Combined with the threat from the rest of the trade union movement to call a general strike, the promise from the president of the Police Service Social and Welfare Association, Sgt Anand Ramesar, to join the movement by calling out police officers comes close to qualifying as an act of sedition. Moreover, for Sgt Ramesar and his executive to be talking about the officers staying away from their posts for five days is threatening to open the doors to anarchy-especially given the frightening crime scourge that grips the country. The threat of a five-day police sickout is completely unacceptable-even as a means of simply attempting to frighten the Government into negotiating for wages higher than its five per cent salary cap. And someone should tell the president and other officers of the association that they are law enforcers and, notwithstanding whatever contentions they may have with their employers, they cannot open the door to lawlessness.
So that threatening to leave the population open to every kind of lawless wind that would blow through the land with police officers off the job for five days reneges on the police pledge to "protect and serve."
Undoubtedly, police officers have the right to negotiate for, even demand, what they would consider to be decent salaries and conditions of work. But they have neither the right nor the moral authority to leave the country exposed to every criminal whim that would surely overtake those who have devoted their lives to lawlessness. The police association, like the rest of the trade union movement, has categorically rejected the Government's five per cent wage offer. But it cannot now relinquish its responsibility for protecting the safety of every citizen here. So what the executive of the second division officers association must do is sit down around the negotiating table with the Chief Personnel Officer to work towards reaching a just settlement.
At the same time, and we have made this point previously in this space, the Government has now put itself in a position from which it will be forced to eat crow and retreat from. It cannot be acceptable for the Government to set down in stone its five per cent salary offer. That too makes nonsense of the negotiating procedure. Climbing down is therefore a requirement of both sides. The trade unions and the Government cannot continue to stand on opposite sides of the room and give lip service to the negotiating process while refusing to engage in the traditional give-and-take across the table. Now is the time for "gambage talk" and grand charge to recede into the background with tough but sensible action on both sides to preserve the peace. Similarly, both Government and the trade union movement, inclusive of the Public Services Association (PSA) which has already settled for the five per cent, must be aware that this economy cannot survive prolonged work stoppages which would seriously curtail production of goods and services.

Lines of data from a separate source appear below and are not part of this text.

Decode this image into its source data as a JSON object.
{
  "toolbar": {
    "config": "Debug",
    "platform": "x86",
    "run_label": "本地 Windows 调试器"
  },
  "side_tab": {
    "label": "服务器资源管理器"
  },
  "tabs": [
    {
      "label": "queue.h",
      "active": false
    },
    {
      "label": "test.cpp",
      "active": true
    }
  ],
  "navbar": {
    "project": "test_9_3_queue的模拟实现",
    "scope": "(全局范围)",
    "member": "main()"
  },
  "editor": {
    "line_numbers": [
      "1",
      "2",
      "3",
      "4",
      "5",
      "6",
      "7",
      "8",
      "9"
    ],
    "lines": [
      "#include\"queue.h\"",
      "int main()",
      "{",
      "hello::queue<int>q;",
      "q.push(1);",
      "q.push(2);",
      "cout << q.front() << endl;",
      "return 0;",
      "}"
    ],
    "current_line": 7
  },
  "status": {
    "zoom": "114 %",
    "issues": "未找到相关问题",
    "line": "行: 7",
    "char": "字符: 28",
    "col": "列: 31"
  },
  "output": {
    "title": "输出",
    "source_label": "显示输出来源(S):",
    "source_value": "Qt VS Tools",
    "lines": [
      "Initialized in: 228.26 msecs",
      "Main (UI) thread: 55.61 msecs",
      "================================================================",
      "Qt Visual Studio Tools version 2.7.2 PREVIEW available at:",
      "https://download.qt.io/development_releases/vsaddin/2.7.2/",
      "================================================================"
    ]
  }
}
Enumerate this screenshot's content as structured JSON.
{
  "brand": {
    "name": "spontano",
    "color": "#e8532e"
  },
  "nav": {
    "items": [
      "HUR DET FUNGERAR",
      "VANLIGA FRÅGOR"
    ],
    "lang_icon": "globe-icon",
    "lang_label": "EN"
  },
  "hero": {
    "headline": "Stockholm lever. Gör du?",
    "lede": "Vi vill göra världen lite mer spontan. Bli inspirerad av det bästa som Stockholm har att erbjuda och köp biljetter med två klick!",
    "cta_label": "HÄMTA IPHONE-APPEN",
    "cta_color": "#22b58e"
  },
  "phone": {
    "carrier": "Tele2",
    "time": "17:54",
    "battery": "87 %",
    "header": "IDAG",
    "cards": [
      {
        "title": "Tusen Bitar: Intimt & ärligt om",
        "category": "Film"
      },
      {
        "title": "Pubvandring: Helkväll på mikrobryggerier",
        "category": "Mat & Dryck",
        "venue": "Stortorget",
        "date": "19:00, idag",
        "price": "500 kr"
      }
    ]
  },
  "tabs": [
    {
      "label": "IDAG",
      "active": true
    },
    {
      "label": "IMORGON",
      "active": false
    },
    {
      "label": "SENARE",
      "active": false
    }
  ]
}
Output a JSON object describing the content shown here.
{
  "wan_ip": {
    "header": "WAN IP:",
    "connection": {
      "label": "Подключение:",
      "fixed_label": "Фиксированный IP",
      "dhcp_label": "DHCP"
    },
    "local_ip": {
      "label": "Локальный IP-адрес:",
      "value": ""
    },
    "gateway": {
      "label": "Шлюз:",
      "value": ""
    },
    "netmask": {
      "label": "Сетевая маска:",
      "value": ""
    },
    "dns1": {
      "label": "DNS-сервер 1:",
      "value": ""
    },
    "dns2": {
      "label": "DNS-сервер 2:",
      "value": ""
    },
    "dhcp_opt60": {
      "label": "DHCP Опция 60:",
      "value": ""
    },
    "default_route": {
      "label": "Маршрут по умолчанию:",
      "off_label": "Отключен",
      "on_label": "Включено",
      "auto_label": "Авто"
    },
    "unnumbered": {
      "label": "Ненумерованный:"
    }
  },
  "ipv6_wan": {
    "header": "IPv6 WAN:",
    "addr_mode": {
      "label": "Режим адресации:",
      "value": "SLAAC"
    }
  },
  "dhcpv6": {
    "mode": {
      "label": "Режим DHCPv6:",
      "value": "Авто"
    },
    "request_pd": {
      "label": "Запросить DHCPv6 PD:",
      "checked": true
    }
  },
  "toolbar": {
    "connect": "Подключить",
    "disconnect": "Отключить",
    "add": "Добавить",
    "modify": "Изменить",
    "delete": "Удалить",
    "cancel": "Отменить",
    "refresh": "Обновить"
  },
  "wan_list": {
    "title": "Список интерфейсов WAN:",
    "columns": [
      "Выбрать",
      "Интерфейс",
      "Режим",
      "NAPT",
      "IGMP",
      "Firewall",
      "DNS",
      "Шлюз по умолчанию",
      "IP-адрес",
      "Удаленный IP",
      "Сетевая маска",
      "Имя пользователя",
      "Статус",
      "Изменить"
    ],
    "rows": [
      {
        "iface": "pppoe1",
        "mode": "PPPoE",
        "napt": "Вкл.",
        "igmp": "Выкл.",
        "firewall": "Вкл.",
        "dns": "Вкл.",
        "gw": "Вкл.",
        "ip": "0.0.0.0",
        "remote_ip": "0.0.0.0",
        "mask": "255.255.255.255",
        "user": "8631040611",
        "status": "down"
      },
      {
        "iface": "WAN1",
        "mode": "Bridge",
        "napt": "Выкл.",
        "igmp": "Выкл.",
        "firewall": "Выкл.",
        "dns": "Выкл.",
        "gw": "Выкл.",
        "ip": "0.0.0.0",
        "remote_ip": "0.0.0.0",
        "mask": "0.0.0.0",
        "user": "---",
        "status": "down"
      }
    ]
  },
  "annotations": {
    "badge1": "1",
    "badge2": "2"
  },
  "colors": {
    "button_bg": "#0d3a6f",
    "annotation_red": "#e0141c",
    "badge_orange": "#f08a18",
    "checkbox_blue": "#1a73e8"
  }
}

Unfortunately, the Government is going to find it hard to exit from the five per cent position it took with the PSA while moving the bar up for the rest of the public and state sectors. Nonetheless, the Finance Minister has been talking about the economy reaching a point of stability with green shoots emerging from the dry ground. For labour and Government to scuttle the possibility of long-term renewed growth taking root would be highly irresponsible. Prime ministerial intervention to give direction to peace instead of war is needed and Kamla Persad-Bissessar must surely understand the importance of her signalling to the unions and giving direction to her ministers that peaceful, even if tough, negotiations must prevail.